According to Bill McDonough, the architect responsible for Ford's Rouge River plant redesign, it's someone who thinks the project is a bad idea. McDonough said so in a speech at last year's Fortune Innovation Forum.
Please stop laughing and read this quote from May's Harvard Business Review. It's from "Even Commodities Have Customers," the story of how Francois Jacques created a high-value marketing function at the world's largest cement maker.
I told you, stop laughing. Here's the quote:
I felt there would be support within the division for investment in marketing capabilities if I could demonstrate to people on the front lines that top management was really serious. I decided to begin be getting one or two divisional executives to assume some formal sponsorship role for the program. I was looking for a couple of top executives to share responsibility for the program's success or failure....
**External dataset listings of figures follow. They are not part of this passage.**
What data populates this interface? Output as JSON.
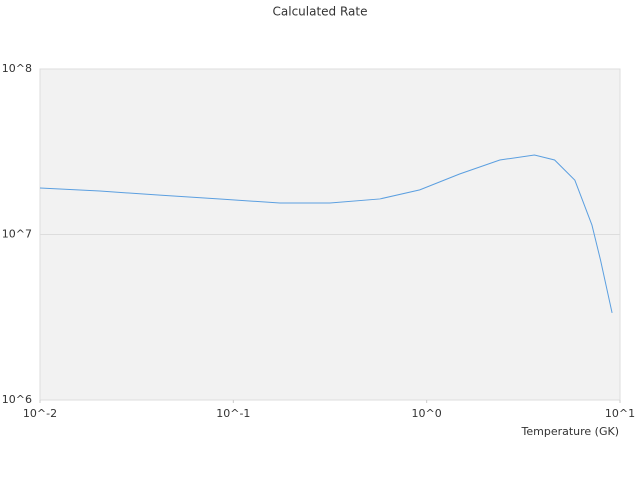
{
  "chart_data": {
    "type": "line",
    "title": "Calculated Rate",
    "xlabel": "Temperature (GK)",
    "xscale": "log",
    "yscale": "log",
    "xlim": [
      0.01,
      10
    ],
    "ylim": [
      1000000,
      100000000
    ],
    "xticks": [
      {
        "value": 0.01,
        "label": "10^-2"
      },
      {
        "value": 0.1,
        "label": "10^-1"
      },
      {
        "value": 1,
        "label": "10^0"
      },
      {
        "value": 10,
        "label": "10^1"
      }
    ],
    "yticks": [
      {
        "value": 1000000,
        "label": "10^6"
      },
      {
        "value": 10000000,
        "label": "10^7"
      },
      {
        "value": 100000000,
        "label": "10^8"
      }
    ],
    "grid": true,
    "series": [
      {
        "color": "#5b9fe0",
        "x": [
          0.01,
          0.0204,
          0.0417,
          0.0853,
          0.174,
          0.316,
          0.573,
          0.921,
          1.48,
          2.39,
          3.61,
          4.59,
          5.84,
          7.16,
          7.93,
          9.1
        ],
        "values": [
          19100000,
          18300000,
          17300000,
          16400000,
          15500000,
          15500000,
          16400000,
          18600000,
          23200000,
          28200000,
          30200000,
          28200000,
          21300000,
          11400000,
          7000000,
          3360000
        ]
      }
    ]
  }
}
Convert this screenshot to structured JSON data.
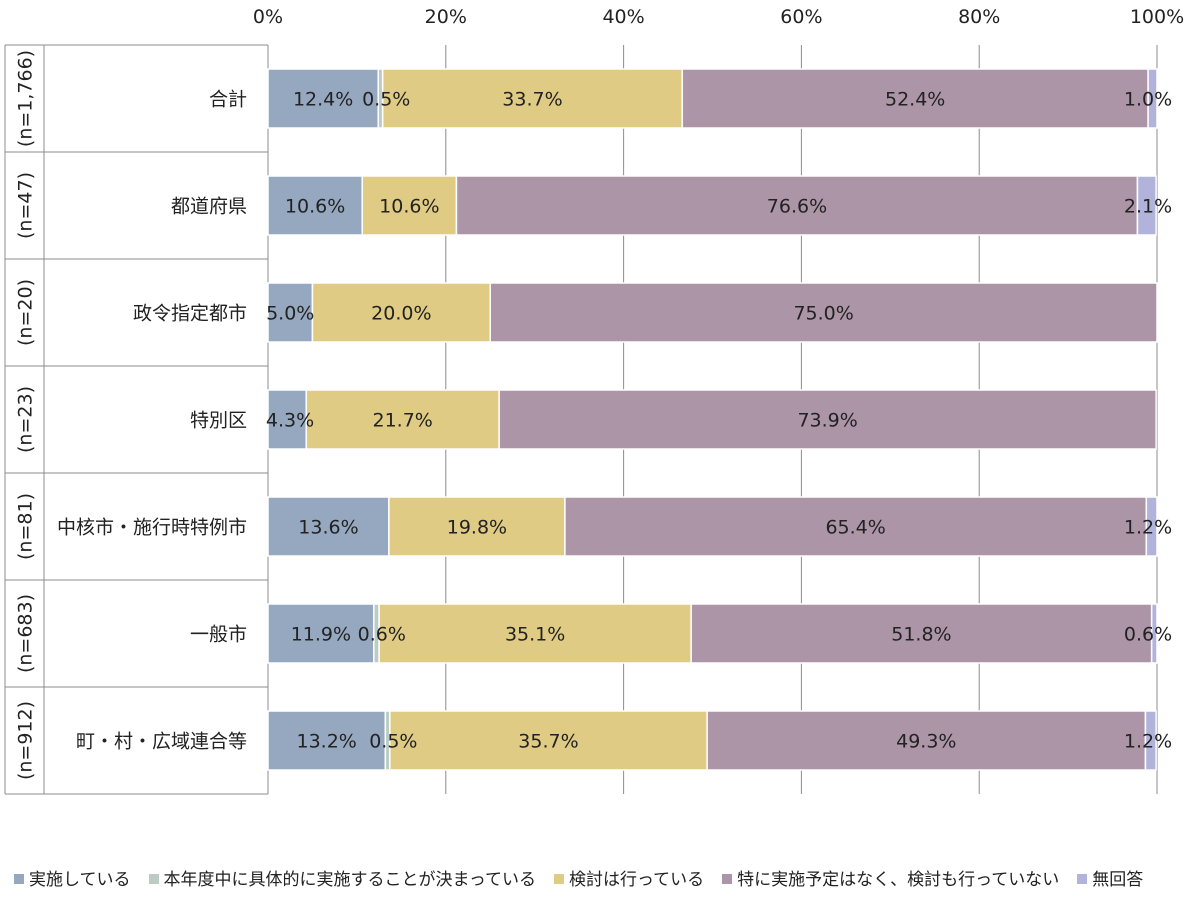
{
  "chart_data": {
    "type": "bar",
    "orientation": "horizontal",
    "stacked": true,
    "percent": true,
    "xlim": [
      0,
      100
    ],
    "x_ticks": [
      "0%",
      "20%",
      "40%",
      "60%",
      "80%",
      "100%"
    ],
    "grid": true,
    "legend_position": "bottom",
    "categories": [
      "合計",
      "都道府県",
      "政令指定都市",
      "特別区",
      "中核市・施行時特例市",
      "一般市",
      "町・村・広域連合等"
    ],
    "sample_sizes": [
      "(n=1,766)",
      "(n=47)",
      "(n=20)",
      "(n=23)",
      "(n=81)",
      "(n=683)",
      "(n=912)"
    ],
    "series": [
      {
        "name": "実施している",
        "color": "#96A8C0",
        "values": [
          12.4,
          10.6,
          5.0,
          4.3,
          13.6,
          11.9,
          13.2
        ],
        "labels": [
          "12.4%",
          "10.6%",
          "5.0%",
          "4.3%",
          "13.6%",
          "11.9%",
          "13.2%"
        ]
      },
      {
        "name": "本年度中に具体的に実施することが決まっている",
        "color": "#BCCBC4",
        "values": [
          0.5,
          0.0,
          0.0,
          0.0,
          0.0,
          0.6,
          0.5
        ],
        "labels": [
          "0.5%",
          "",
          "",
          "",
          "",
          "0.6%",
          "0.5%"
        ]
      },
      {
        "name": "検討は行っている",
        "color": "#DFCB84",
        "values": [
          33.7,
          10.6,
          20.0,
          21.7,
          19.8,
          35.1,
          35.7
        ],
        "labels": [
          "33.7%",
          "10.6%",
          "20.0%",
          "21.7%",
          "19.8%",
          "35.1%",
          "35.7%"
        ]
      },
      {
        "name": "特に実施予定はなく、検討も行っていない",
        "color": "#AC95A7",
        "values": [
          52.4,
          76.6,
          75.0,
          73.9,
          65.4,
          51.8,
          49.3
        ],
        "labels": [
          "52.4%",
          "76.6%",
          "75.0%",
          "73.9%",
          "65.4%",
          "51.8%",
          "49.3%"
        ]
      },
      {
        "name": "無回答",
        "color": "#B1B3DB",
        "values": [
          1.0,
          2.1,
          0.0,
          0.0,
          1.2,
          0.6,
          1.2
        ],
        "labels": [
          "1.0%",
          "2.1%",
          "",
          "",
          "1.2%",
          "0.6%",
          "1.2%"
        ]
      }
    ]
  }
}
Two people...took strong positions. One told me that my plan was far too ambitious to have any hope of succeeding. The other was supportive. Looking at the profiles of each man, I realized that I had found both of my sponsors.
My instinctual reaction, when faced with opposition, is to surmount it or sidestep it (or dismiss it). McDonough's and Jacques' strategy, instead, was to embrace the opponent.
Don't do it my way. As counterintuitive as their approaches are, both McDonough and Jacques realized two very important things: active opposition equals engagement. And winning over the opponent sends a powerful signal to others that the idea has merit. [And another thing: steamrollering an opponent will guarantee he becomes a fierce enemy of the idea.]
It's crucial, though, to ensure you understand why the opponent is against the idea, and to know that the opposition is based on reasons that you can address--rather than opposition that's based on personality or power plays. Lafarge writes:
[The opponent's] extreme response indicated that he was engaged with the idea, and... I learned that much of his apparent hostility stemmed from past bad experiences with marketing in another division of Lafarge.
I'll leave you with another paraphrase from McDonough's speech.
"Vocal opponents can be your best allies. The passive resisters you've got to get rid of."